而张葵向来与他过从亲密,也是他亲自塞进去的随行督办使,不管张葵在这件事里扮演的角色是顶锅侠还是别的什么,也不管郑秉燭是真要将张葵当成一枚弃子,还是只做做样子、东窗事发后还要想办法把他捞出来,只要应天棋在张葵抵达京城前把人弄走,关在小黑屋里这么吓唬一下,就能做出一个“兔死狗烹”的假设。
张葵为郑秉烛卖命,配合郑秉烛和山匪演戏,回京准备顶锅却被当做弃子,怕他供出主上所以要在他回京前灭口……
那张葵会怎么做?
当然是心灰意冷失望绝望,那在这种心态下,想要从他嘴里撬出点东西就很容易了。
可是现在,事情的发展却偏離了应天棋的计划。
什么意思?
那窝劫走赈灾粮的山匪竟不是郑秉烛指使?
这件事当真是个意外,连张葵都没有意料到?
那应天棋拿什么拿捏他!
事情变得愈发离奇,应天棋实在想骂脏话,但现在都已经这样了,即便偏离航线,他也得硬着头皮演下去。
他猛地用手中木棍抽向铁笼,硬物碰撞,在封闭的空间内爆出一声巨响。
“还想‘将功补过’?一件小事都做不好,来日若国师大人遭遇生死危机,也能容你一时失误来日再报吗?!”
应天棋厉声搬出了方南巳的流氓理论,那架势比黄山崖的土匪还像土匪,吓得张葵一屁股坐在了地上。
“我错了,大人,我真的措了……求求您……”
张葵哭得上气不接下气:
“求您……让我见一见国师大人,让我当面向他求求情啊大人……”
“京城出了那么大的事儿,国师大人近日忙得团团转,哪有时间见你?”
应天棋嗤笑一声:
“派我来了结你,都已经是抬举了。
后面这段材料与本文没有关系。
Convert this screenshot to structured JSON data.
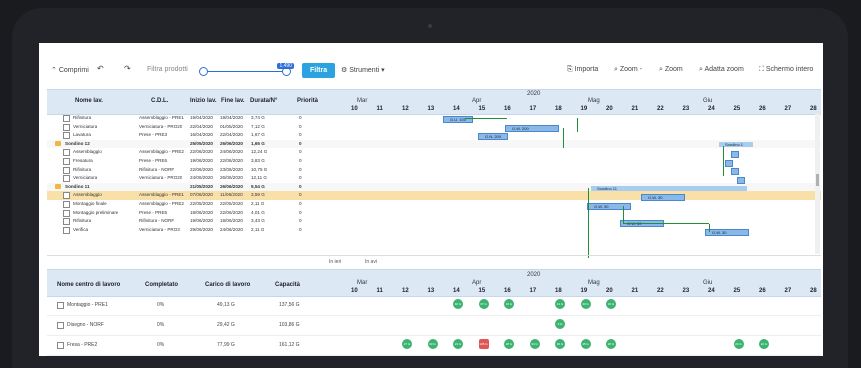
{
  "toolbar": {
    "collapse_label": "Comprimi",
    "filter_placeholder": "Filtra prodotti",
    "slider_value": "1.490",
    "filter_button": "Filtra",
    "tools_label": "Strumenti",
    "import_label": "Importa",
    "zoom_minus_label": "Zoom -",
    "zoom_plus_label": "Zoom",
    "fit_label": "Adatta zoom",
    "fullscreen_label": "Schermo intero"
  },
  "grid": {
    "columns": [
      "Nome lav.",
      "C.D.L.",
      "Inizio lav.",
      "Fine lav.",
      "Durata/N°",
      "Priorità"
    ],
    "year": "2020",
    "months": [
      "Mar",
      "Apr",
      "Mag",
      "Giu"
    ],
    "days": [
      "10",
      "11",
      "12",
      "13",
      "14",
      "15",
      "16",
      "17",
      "18",
      "19",
      "20",
      "21",
      "22",
      "23",
      "24",
      "25",
      "26",
      "27",
      "28"
    ],
    "rows": [
      {
        "name": "Rifinitura",
        "cdl": "Assemblaggio - PRE1",
        "start": "19/04/2020",
        "end": "19/04/2020",
        "dur": "3,74 G",
        "prio": "0",
        "type": "child"
      },
      {
        "name": "Verniciatura",
        "cdl": "Verniciatura - PRO20",
        "start": "22/04/2020",
        "end": "01/05/2020",
        "dur": "7,12 G",
        "prio": "0",
        "type": "child"
      },
      {
        "name": "Lavatura",
        "cdl": "Prese - PRE3",
        "start": "16/04/2020",
        "end": "22/04/2020",
        "dur": "1,67 G",
        "prio": "0",
        "type": "child"
      },
      {
        "name": "Sondino 12",
        "cdl": "",
        "start": "25/05/2020",
        "end": "26/06/2020",
        "dur": "1,65 G",
        "prio": "0",
        "type": "parent"
      },
      {
        "name": "Assemblaggio",
        "cdl": "Assemblaggio - PRE2",
        "start": "22/06/2020",
        "end": "24/06/2020",
        "dur": "12,24 G",
        "prio": "0",
        "type": "child"
      },
      {
        "name": "Fresatura",
        "cdl": "Prese - PRE6",
        "start": "19/06/2020",
        "end": "22/06/2020",
        "dur": "3,83 G",
        "prio": "0",
        "type": "child"
      },
      {
        "name": "Rifinitura",
        "cdl": "Rifinitura - NORF",
        "start": "22/06/2020",
        "end": "23/06/2020",
        "dur": "10,75 G",
        "prio": "0",
        "type": "child"
      },
      {
        "name": "Verniciatura",
        "cdl": "Verniciatura - PRO20",
        "start": "24/06/2020",
        "end": "26/06/2020",
        "dur": "12,11 G",
        "prio": "0",
        "type": "child"
      },
      {
        "name": "Sondino 11",
        "cdl": "",
        "start": "21/05/2020",
        "end": "26/06/2020",
        "dur": "9,54 G",
        "prio": "0",
        "type": "parent"
      },
      {
        "name": "Assemblaggio",
        "cdl": "Assemblaggio - PRE1",
        "start": "07/06/2020",
        "end": "11/06/2020",
        "dur": "3,59 G",
        "prio": "0",
        "type": "selected"
      },
      {
        "name": "Montaggio finale",
        "cdl": "Assemblaggio - PRE2",
        "start": "22/05/2020",
        "end": "22/05/2020",
        "dur": "2,11 G",
        "prio": "0",
        "type": "child"
      },
      {
        "name": "Montaggio preliminare",
        "cdl": "Prese - PRE5",
        "start": "18/06/2020",
        "end": "22/06/2020",
        "dur": "4,01 G",
        "prio": "0",
        "type": "child"
      },
      {
        "name": "Rifinitura",
        "cdl": "Rifinitura - NORF",
        "start": "19/06/2020",
        "end": "19/06/2020",
        "dur": "3,43 G",
        "prio": "0",
        "type": "child"
      },
      {
        "name": "Verifica",
        "cdl": "Verniciatura - PRO3",
        "start": "29/06/2020",
        "end": "24/06/2020",
        "dur": "2,11 G",
        "prio": "0",
        "type": "child"
      }
    ],
    "bars": {
      "b1": "G.U. 100",
      "b2": "G.W. 200",
      "b3": "G.N. 200",
      "sum1": "Sondino 1",
      "sum2": "Sondino 11",
      "b4": "G.W. 30",
      "b5": "G.W. 30",
      "b6": "G.W. 30",
      "b7": "G.W. 30"
    }
  },
  "mid": {
    "left": "In ieri",
    "right": "In avi"
  },
  "load": {
    "columns": [
      "Nome centro di lavoro",
      "Completato",
      "Carico di lavoro",
      "Capacità"
    ],
    "rows": [
      {
        "name": "Montaggio - PRE1",
        "done": "0%",
        "load": "49,13 G",
        "cap": "137,56 G"
      },
      {
        "name": "Disegno - NORF",
        "done": "0%",
        "load": "29,42 G",
        "cap": "103,86 G"
      },
      {
        "name": "Fresa - PRE2",
        "done": "0%",
        "load": "77,99 G",
        "cap": "161,12 G"
      }
    ],
    "row1_cells": [
      "40 G",
      "37 G",
      "34 G",
      "41 G",
      "33 G",
      "34 G"
    ],
    "row2_cells": [
      "9 G"
    ],
    "row3_cells": [
      "27 G",
      "33 G",
      "24 G",
      "105 G",
      "28 G",
      "34 G",
      "30 G",
      "45 G",
      "28 G",
      "24 G",
      "22 G"
    ]
  }
}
”
“……京、京城出事儿了?”
张葵在妙音阁疑案前就随着粮队离开了京城,自然没有门道去了解近日京中之事。
应天棋微微抬起下巴,居高临下地瞧着他:
“是啊,国师大人的亲弟弟于半月前死在了妙音阁。刺客至今没有找到。”
说着,应天棋放慢了语速。
他撑着木棍,微微弯下腰,影子被烛火映在墙上,一点一点向前倾倒:
“除非那刺客能立马跳出来认罪,否则,国师大人怕是无暇顾及你了。”
郑秉星和妙音阁究竟有什么纠葛,这件事旁人要么不知道,要么不敢说。
但作为郑秉烛的亲信和曾经的幕僚,张葵是最有可能了解内情的人,如今在这重压下,也将是最敢说的那个人。
应天棋原本做好了铺垫,想着张葵为了保命,定然能供出点东西,助他在层层迷雾中抓到零星线索。
可是张葵的反应再次偏离了他的预期。
只见张葵在听清应天棋所言之后,脸色瞬间变得煞白。
他跌坐在地上,无意识地向后挪着,嘴里含糊不清地念叨着:
“原来……原来是这样……原来……”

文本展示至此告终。